Andrew Bogut voto 4.5: Per portarlo a Oakland, Golden State dovette mandare a Milwaukee un certo Monta Ellis, ma fino a questo punto delle Finals il centro australiano non sta giustificando l’investimento. Praticamente invisibile sul parquet, nel primo tempo sbaglia tutte le scelte nelle situazioni nelle quali è chiamato in causa. Mette a segno 4 pts, con percentuali decenti, ma dopo 17 minuti di sofferenza, Kerr decide di preferirgli un redivivo David Lee. Ogni volta che sarebbe necessario salire di livello, lui riesce a fare sempre un passo indietro. Stanotte ne è stata una ulteriore prova. Deve cominciare a metterci più intensità sul campo, o sarà scavalcato in ogni gerarchia. A RISCHIO.

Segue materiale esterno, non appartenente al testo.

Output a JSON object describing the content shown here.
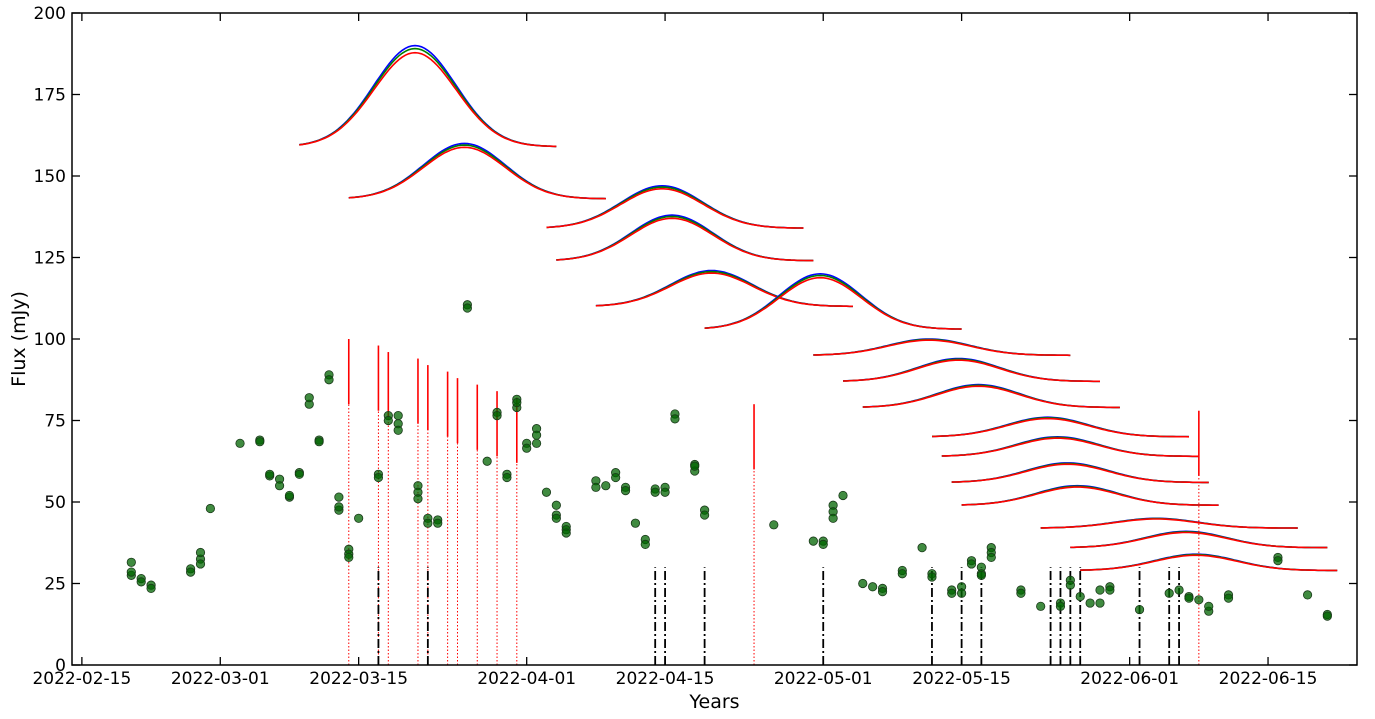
{
  "chart_data": {
    "type": "scatter",
    "title": "",
    "xlabel": "Years",
    "ylabel": "Flux (mJy)",
    "ylim": [
      0,
      200
    ],
    "xlim": [
      "2022-02-14",
      "2022-06-24"
    ],
    "y_ticks": [
      0,
      25,
      50,
      75,
      100,
      125,
      150,
      175,
      200
    ],
    "x_ticks": [
      "2022-02-15",
      "2022-03-01",
      "2022-03-15",
      "2022-04-01",
      "2022-04-15",
      "2022-05-01",
      "2022-05-15",
      "2022-06-01",
      "2022-06-15"
    ],
    "grid": false,
    "colors": {
      "points": "#006400",
      "red_markers": "#ff0000",
      "black_markers": "#000000",
      "profile_blue": "#0000ff",
      "profile_green": "#008000",
      "profile_red": "#ff0000"
    },
    "series": [
      {
        "values": [
          [
            "2022-02-20",
            31.5
          ],
          [
            "2022-02-20",
            27.5
          ],
          [
            "2022-02-20",
            28.5
          ],
          [
            "2022-02-21",
            26.5
          ],
          [
            "2022-02-21",
            25.5
          ],
          [
            "2022-02-22",
            24.5
          ],
          [
            "2022-02-22",
            23.5
          ],
          [
            "2022-02-26",
            29.5
          ],
          [
            "2022-02-26",
            28.5
          ],
          [
            "2022-02-27",
            32.5
          ],
          [
            "2022-02-27",
            34.5
          ],
          [
            "2022-02-27",
            31.0
          ],
          [
            "2022-02-28",
            48.0
          ],
          [
            "2022-03-03",
            68.0
          ],
          [
            "2022-03-05",
            69.0
          ],
          [
            "2022-03-05",
            68.5
          ],
          [
            "2022-03-06",
            58.0
          ],
          [
            "2022-03-06",
            58.5
          ],
          [
            "2022-03-07",
            57.0
          ],
          [
            "2022-03-07",
            55.0
          ],
          [
            "2022-03-08",
            51.5
          ],
          [
            "2022-03-08",
            52.0
          ],
          [
            "2022-03-09",
            59.0
          ],
          [
            "2022-03-09",
            58.5
          ],
          [
            "2022-03-10",
            80.0
          ],
          [
            "2022-03-10",
            82.0
          ],
          [
            "2022-03-11",
            69.0
          ],
          [
            "2022-03-11",
            68.5
          ],
          [
            "2022-03-12",
            89.0
          ],
          [
            "2022-03-12",
            87.5
          ],
          [
            "2022-03-13",
            51.5
          ],
          [
            "2022-03-13",
            47.5
          ],
          [
            "2022-03-13",
            48.5
          ],
          [
            "2022-03-14",
            35.5
          ],
          [
            "2022-03-14",
            34.0
          ],
          [
            "2022-03-14",
            33.0
          ],
          [
            "2022-03-15",
            45.0
          ],
          [
            "2022-03-17",
            58.5
          ],
          [
            "2022-03-17",
            57.5
          ],
          [
            "2022-03-18",
            76.5
          ],
          [
            "2022-03-18",
            75.0
          ],
          [
            "2022-03-19",
            76.5
          ],
          [
            "2022-03-19",
            74.0
          ],
          [
            "2022-03-19",
            72.0
          ],
          [
            "2022-03-21",
            55.0
          ],
          [
            "2022-03-21",
            53.0
          ],
          [
            "2022-03-21",
            51.0
          ],
          [
            "2022-03-22",
            45.0
          ],
          [
            "2022-03-22",
            43.5
          ],
          [
            "2022-03-23",
            44.5
          ],
          [
            "2022-03-23",
            43.5
          ],
          [
            "2022-03-26",
            110.5
          ],
          [
            "2022-03-26",
            109.5
          ],
          [
            "2022-03-28",
            62.5
          ],
          [
            "2022-03-29",
            77.5
          ],
          [
            "2022-03-29",
            76.5
          ],
          [
            "2022-03-30",
            58.5
          ],
          [
            "2022-03-30",
            57.5
          ],
          [
            "2022-03-31",
            81.5
          ],
          [
            "2022-03-31",
            79.0
          ],
          [
            "2022-03-31",
            80.5
          ],
          [
            "2022-04-01",
            68.0
          ],
          [
            "2022-04-01",
            66.5
          ],
          [
            "2022-04-02",
            72.5
          ],
          [
            "2022-04-02",
            68.0
          ],
          [
            "2022-04-02",
            70.5
          ],
          [
            "2022-04-03",
            53.0
          ],
          [
            "2022-04-04",
            49.0
          ],
          [
            "2022-04-04",
            46.0
          ],
          [
            "2022-04-04",
            45.0
          ],
          [
            "2022-04-05",
            42.5
          ],
          [
            "2022-04-05",
            41.5
          ],
          [
            "2022-04-05",
            40.5
          ],
          [
            "2022-04-08",
            56.5
          ],
          [
            "2022-04-08",
            54.5
          ],
          [
            "2022-04-09",
            55.0
          ],
          [
            "2022-04-10",
            59.0
          ],
          [
            "2022-04-10",
            57.5
          ],
          [
            "2022-04-11",
            54.5
          ],
          [
            "2022-04-11",
            53.5
          ],
          [
            "2022-04-12",
            43.5
          ],
          [
            "2022-04-13",
            38.5
          ],
          [
            "2022-04-13",
            37.0
          ],
          [
            "2022-04-14",
            54.0
          ],
          [
            "2022-04-14",
            53.0
          ],
          [
            "2022-04-15",
            54.5
          ],
          [
            "2022-04-15",
            53.0
          ],
          [
            "2022-04-16",
            77.0
          ],
          [
            "2022-04-16",
            75.5
          ],
          [
            "2022-04-18",
            61.5
          ],
          [
            "2022-04-18",
            59.5
          ],
          [
            "2022-04-18",
            61.0
          ],
          [
            "2022-04-19",
            47.5
          ],
          [
            "2022-04-19",
            46.0
          ],
          [
            "2022-04-26",
            43.0
          ],
          [
            "2022-04-30",
            38.0
          ],
          [
            "2022-05-01",
            38.0
          ],
          [
            "2022-05-01",
            37.0
          ],
          [
            "2022-05-02",
            49.0
          ],
          [
            "2022-05-02",
            47.0
          ],
          [
            "2022-05-02",
            45.0
          ],
          [
            "2022-05-03",
            52.0
          ],
          [
            "2022-05-05",
            25.0
          ],
          [
            "2022-05-06",
            24.0
          ],
          [
            "2022-05-07",
            23.5
          ],
          [
            "2022-05-07",
            22.5
          ],
          [
            "2022-05-09",
            29.0
          ],
          [
            "2022-05-09",
            28.0
          ],
          [
            "2022-05-11",
            36.0
          ],
          [
            "2022-05-12",
            28.0
          ],
          [
            "2022-05-12",
            27.0
          ],
          [
            "2022-05-14",
            23.0
          ],
          [
            "2022-05-14",
            22.0
          ],
          [
            "2022-05-15",
            24.0
          ],
          [
            "2022-05-15",
            22.0
          ],
          [
            "2022-05-16",
            32.0
          ],
          [
            "2022-05-16",
            31.0
          ],
          [
            "2022-05-17",
            30.0
          ],
          [
            "2022-05-17",
            28.0
          ],
          [
            "2022-05-17",
            27.5
          ],
          [
            "2022-05-18",
            36.0
          ],
          [
            "2022-05-18",
            34.5
          ],
          [
            "2022-05-18",
            33.0
          ],
          [
            "2022-05-21",
            23.0
          ],
          [
            "2022-05-21",
            22.0
          ],
          [
            "2022-05-23",
            18.0
          ],
          [
            "2022-05-25",
            19.0
          ],
          [
            "2022-05-25",
            18.0
          ],
          [
            "2022-05-26",
            26.0
          ],
          [
            "2022-05-26",
            24.5
          ],
          [
            "2022-05-27",
            21.0
          ],
          [
            "2022-05-28",
            19.0
          ],
          [
            "2022-05-29",
            19.0
          ],
          [
            "2022-05-29",
            23.0
          ],
          [
            "2022-05-30",
            24.0
          ],
          [
            "2022-05-30",
            23.0
          ],
          [
            "2022-06-02",
            17.0
          ],
          [
            "2022-06-05",
            22.0
          ],
          [
            "2022-06-06",
            23.0
          ],
          [
            "2022-06-07",
            21.0
          ],
          [
            "2022-06-07",
            20.5
          ],
          [
            "2022-06-08",
            20.0
          ],
          [
            "2022-06-09",
            16.5
          ],
          [
            "2022-06-09",
            18.0
          ],
          [
            "2022-06-11",
            21.5
          ],
          [
            "2022-06-11",
            20.5
          ],
          [
            "2022-06-16",
            33.0
          ],
          [
            "2022-06-16",
            32.0
          ],
          [
            "2022-06-19",
            21.5
          ],
          [
            "2022-06-21",
            15.5
          ],
          [
            "2022-06-21",
            15.0
          ]
        ]
      }
    ],
    "red_markers": [
      {
        "date": "2022-03-14",
        "y_solid": [
          80,
          100
        ],
        "y_dotted": [
          0,
          80
        ]
      },
      {
        "date": "2022-03-17",
        "y_solid": [
          78,
          98
        ],
        "y_dotted": [
          0,
          78
        ]
      },
      {
        "date": "2022-03-18",
        "y_solid": [
          76,
          96
        ],
        "y_dotted": [
          0,
          76
        ]
      },
      {
        "date": "2022-03-21",
        "y_solid": [
          74,
          94
        ],
        "y_dotted": [
          0,
          74
        ]
      },
      {
        "date": "2022-03-22",
        "y_solid": [
          72,
          92
        ],
        "y_dotted": [
          0,
          72
        ]
      },
      {
        "date": "2022-03-24",
        "y_solid": [
          70,
          90
        ],
        "y_dotted": [
          0,
          70
        ]
      },
      {
        "date": "2022-03-25",
        "y_solid": [
          68,
          88
        ],
        "y_dotted": [
          0,
          68
        ]
      },
      {
        "date": "2022-03-27",
        "y_solid": [
          66,
          86
        ],
        "y_dotted": [
          0,
          66
        ]
      },
      {
        "date": "2022-03-29",
        "y_solid": [
          64,
          84
        ],
        "y_dotted": [
          0,
          64
        ]
      },
      {
        "date": "2022-03-31",
        "y_solid": [
          62,
          82
        ],
        "y_dotted": [
          0,
          62
        ]
      },
      {
        "date": "2022-04-24",
        "y_solid": [
          60,
          80
        ],
        "y_dotted": [
          0,
          60
        ]
      },
      {
        "date": "2022-06-08",
        "y_solid": [
          58,
          78
        ],
        "y_dotted": [
          0,
          58
        ]
      }
    ],
    "black_markers": [
      {
        "date": "2022-03-17",
        "y": [
          0,
          30
        ]
      },
      {
        "date": "2022-03-22",
        "y": [
          0,
          30
        ]
      },
      {
        "date": "2022-04-14",
        "y": [
          0,
          30
        ]
      },
      {
        "date": "2022-04-15",
        "y": [
          0,
          30
        ]
      },
      {
        "date": "2022-04-19",
        "y": [
          0,
          30
        ]
      },
      {
        "date": "2022-05-01",
        "y": [
          0,
          30
        ]
      },
      {
        "date": "2022-05-12",
        "y": [
          0,
          30
        ]
      },
      {
        "date": "2022-05-15",
        "y": [
          0,
          30
        ]
      },
      {
        "date": "2022-05-17",
        "y": [
          0,
          30
        ]
      },
      {
        "date": "2022-05-24",
        "y": [
          0,
          30
        ]
      },
      {
        "date": "2022-05-25",
        "y": [
          0,
          30
        ]
      },
      {
        "date": "2022-05-26",
        "y": [
          0,
          30
        ]
      },
      {
        "date": "2022-05-27",
        "y": [
          0,
          30
        ]
      },
      {
        "date": "2022-06-02",
        "y": [
          0,
          30
        ]
      },
      {
        "date": "2022-06-05",
        "y": [
          0,
          30
        ]
      },
      {
        "date": "2022-06-06",
        "y": [
          0,
          30
        ]
      }
    ],
    "profiles": [
      {
        "x_start": "2022-03-09",
        "x_end": "2022-04-04",
        "base": 159,
        "peak": 190
      },
      {
        "x_start": "2022-03-14",
        "x_end": "2022-04-09",
        "base": 143,
        "peak": 160
      },
      {
        "x_start": "2022-04-03",
        "x_end": "2022-04-29",
        "base": 134,
        "peak": 147
      },
      {
        "x_start": "2022-04-04",
        "x_end": "2022-04-30",
        "base": 124,
        "peak": 138
      },
      {
        "x_start": "2022-04-08",
        "x_end": "2022-05-04",
        "base": 110,
        "peak": 121
      },
      {
        "x_start": "2022-04-19",
        "x_end": "2022-05-15",
        "base": 103,
        "peak": 120
      },
      {
        "x_start": "2022-04-30",
        "x_end": "2022-05-26",
        "base": 95,
        "peak": 100
      },
      {
        "x_start": "2022-05-03",
        "x_end": "2022-05-29",
        "base": 87,
        "peak": 94
      },
      {
        "x_start": "2022-05-05",
        "x_end": "2022-05-31",
        "base": 79,
        "peak": 86
      },
      {
        "x_start": "2022-05-12",
        "x_end": "2022-06-07",
        "base": 70,
        "peak": 76
      },
      {
        "x_start": "2022-05-13",
        "x_end": "2022-06-08",
        "base": 64,
        "peak": 70
      },
      {
        "x_start": "2022-05-14",
        "x_end": "2022-06-09",
        "base": 56,
        "peak": 62
      },
      {
        "x_start": "2022-05-15",
        "x_end": "2022-06-10",
        "base": 49,
        "peak": 55
      },
      {
        "x_start": "2022-05-23",
        "x_end": "2022-06-18",
        "base": 42,
        "peak": 45
      },
      {
        "x_start": "2022-05-26",
        "x_end": "2022-06-21",
        "base": 36,
        "peak": 41
      },
      {
        "x_start": "2022-05-27",
        "x_end": "2022-06-22",
        "base": 29,
        "peak": 34
      }
    ]
  }
}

Harrison Barnes voto 4: Non è mai stato un giocatore con i 30 pts nelle mani, ma almeno nelle uscite precedenti il buon Harrison aveva sempre fatto il suo. Stanotte invece è un produttore inesauribile di sciagure per Golden State. Sbaglia tutti i suoi 8 tiri dal campo (di cui uno da tre) e non riesce a procurarsi nemmeno un libero, chiudendo la sua prova a 0 pts. In più, a fronte dei 3 rbd catturati, perde tre palloni sanguinosi. Dopo 19 minuti a vederlo arrancare sul campo, Steve Kerr ha pietà di lui e lo tira fuori dalla partita. Il suo -14 di plus minus è il dato più eloquente della sua serata no. DA DIMENTICARE.